Increasing the pixel count of the D5 by 25% in comparison with the 16MP D4S enables the new camera to capture more detail than the model it replaces. And although our lab tests indicate that this has a slightly negative impact upon the dynamic range and the signal to noise ratio in raw files, high sensitivity images look very slightly better.
That said, I'd still recommend steering clear of values above ISO102,400, and certainly above ISO409,600 or higher unless it's imperative to get an image and quality isn't a major concern.
The D5 has the type of build we expect from a professional-level camera, and while the control arrangement isn't perfect, existing D4S users will find it easy to swap between models. The touchscreen is a useful addition when reviewing images, but it would have been nice if Nikon had made a bit more use of this feature.
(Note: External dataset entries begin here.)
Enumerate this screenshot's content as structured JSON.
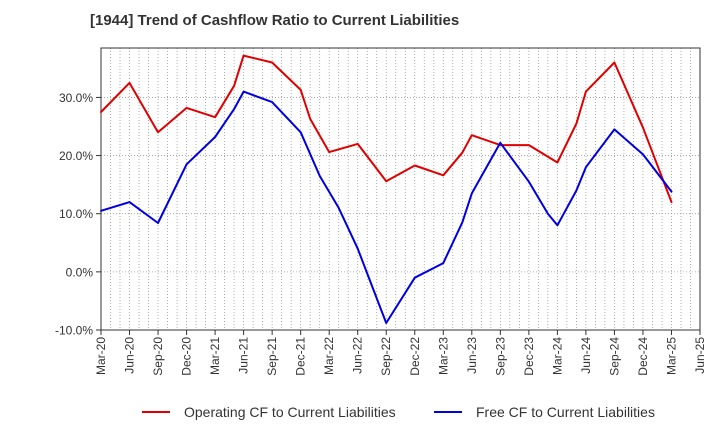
{
  "title": "[1944]  Trend of Cashflow Ratio to Current Liabilities",
  "colors": {
    "operating": "#e00000",
    "free": "#0000e0",
    "grid": "#9a9a9a",
    "axis": "#333333"
  },
  "chart_data": {
    "type": "line",
    "title": "[1944]  Trend of Cashflow Ratio to Current Liabilities",
    "xlabel": "",
    "ylabel": "",
    "grid": true,
    "legend_position": "bottom",
    "x_tick_labels": [
      "Mar-20",
      "Jun-20",
      "Sep-20",
      "Dec-20",
      "Mar-21",
      "Jun-21",
      "Sep-21",
      "Dec-21",
      "Mar-22",
      "Jun-22",
      "Sep-22",
      "Dec-22",
      "Mar-23",
      "Jun-23",
      "Sep-23",
      "Dec-23",
      "Mar-24",
      "Jun-24",
      "Sep-24",
      "Dec-24",
      "Mar-25",
      "Jun-25"
    ],
    "y_ticks": [
      -10,
      0,
      10,
      20,
      30
    ],
    "y_tick_labels": [
      "-10.0%",
      "0.0%",
      "10.0%",
      "20.0%",
      "30.0%"
    ],
    "ylim": [
      -10,
      38.5
    ],
    "x_months_from_start": [
      0,
      1,
      2,
      3,
      4,
      5,
      6,
      7,
      8,
      9,
      10,
      11,
      12,
      13,
      14,
      15,
      16,
      17,
      18,
      19,
      20,
      21,
      22,
      23,
      24,
      25,
      26,
      27,
      28,
      29,
      30,
      31,
      32,
      33,
      34,
      35,
      36,
      37,
      38,
      39,
      40,
      41,
      42,
      43,
      44,
      45,
      46,
      47,
      48,
      49,
      50,
      51,
      52,
      53,
      54,
      55,
      56,
      57,
      58,
      59,
      60,
      61,
      62,
      63
    ],
    "series": [
      {
        "name": "Operating CF to Current Liabilities",
        "color": "#e00000",
        "points": [
          [
            0,
            27.5
          ],
          [
            3,
            32.5
          ],
          [
            6,
            24.0
          ],
          [
            9,
            28.2
          ],
          [
            12,
            26.6
          ],
          [
            14,
            32.0
          ],
          [
            15,
            37.2
          ],
          [
            18,
            36.0
          ],
          [
            21,
            31.3
          ],
          [
            22,
            26.3
          ],
          [
            24,
            20.6
          ],
          [
            27,
            22.0
          ],
          [
            30,
            15.6
          ],
          [
            33,
            18.3
          ],
          [
            36,
            16.6
          ],
          [
            38,
            20.5
          ],
          [
            39,
            23.5
          ],
          [
            42,
            21.8
          ],
          [
            45,
            21.8
          ],
          [
            48,
            18.8
          ],
          [
            50,
            25.5
          ],
          [
            51,
            31.0
          ],
          [
            54,
            36.0
          ],
          [
            57,
            24.8
          ],
          [
            60,
            12.0
          ]
        ]
      },
      {
        "name": "Free CF to Current Liabilities",
        "color": "#0000e0",
        "points": [
          [
            0,
            10.5
          ],
          [
            3,
            12.0
          ],
          [
            6,
            8.4
          ],
          [
            9,
            18.5
          ],
          [
            12,
            23.2
          ],
          [
            14,
            28.0
          ],
          [
            15,
            31.0
          ],
          [
            18,
            29.2
          ],
          [
            21,
            24.0
          ],
          [
            23,
            16.5
          ],
          [
            25,
            11.0
          ],
          [
            27,
            4.0
          ],
          [
            30,
            -8.8
          ],
          [
            33,
            -1.0
          ],
          [
            36,
            1.5
          ],
          [
            38,
            8.5
          ],
          [
            39,
            13.5
          ],
          [
            42,
            22.2
          ],
          [
            45,
            15.5
          ],
          [
            47,
            10.0
          ],
          [
            48,
            8.0
          ],
          [
            50,
            14.0
          ],
          [
            51,
            18.0
          ],
          [
            54,
            24.5
          ],
          [
            57,
            20.2
          ],
          [
            60,
            13.8
          ]
        ]
      }
    ]
  }
}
Even in low light the D5's autofocusing system is extremely capable, and it's possible to get long sequences of sharp images of fast-moving subjects.
As well as providing more room for a larger battery, the purpose of the vertical grip on twin-gripped cameras is to make them easier to hold and operate when shooting portrait-format images. The D5's vertical grip goes some way to achieving this, but it's not as successful as the Canon 1DX Mk II's implementation.
The AF controller (aka sub-selector) isn't in the same location relative to the grip, so as you swap from horizontal to upright shooting you find yourself reaching towards the wrong place. This is something D4S photographers will be well used to, and which most will have adapted to, but it's not ideal. Nikon could also do with rethinking some of the interface to make key features easier to find and adjust quickly.
The counter argument to these handling issues is that the D5 has been kept the same to make it easier for working photographers to upgrade from the D4S, or keep their D4S as a second body to the D5. But if that's the case, does that mean we can never have any handling improvements?
The D5's limited 4K recording capability is disappointing, and it rules the camera out for many photographers wishing to shoot both stills and video professionally. This may change if the promised firmware upgrade arrives soon.
The Nikon D5 is a great camera and a worthwhile upgrade to the D4S, but there are a few niggles that if addressed could make it an absolute belter. The top sensitivity expansion settings are headline-grabbing and largely useless to most photographers, but the image quality in the native sensitivity range is high, provided you keep an eye on the exposure.
Autofocusing is blisteringly fast, and able to keep up with fast-moving subjects and a continuous shooting speed of 12 frames per second, making the D5 a great choice for professional photographers looking to shoot this summer's Olympic games – but a few may look enviously at their Canon-toting colleagues, who have better video capability and more streamlined handling.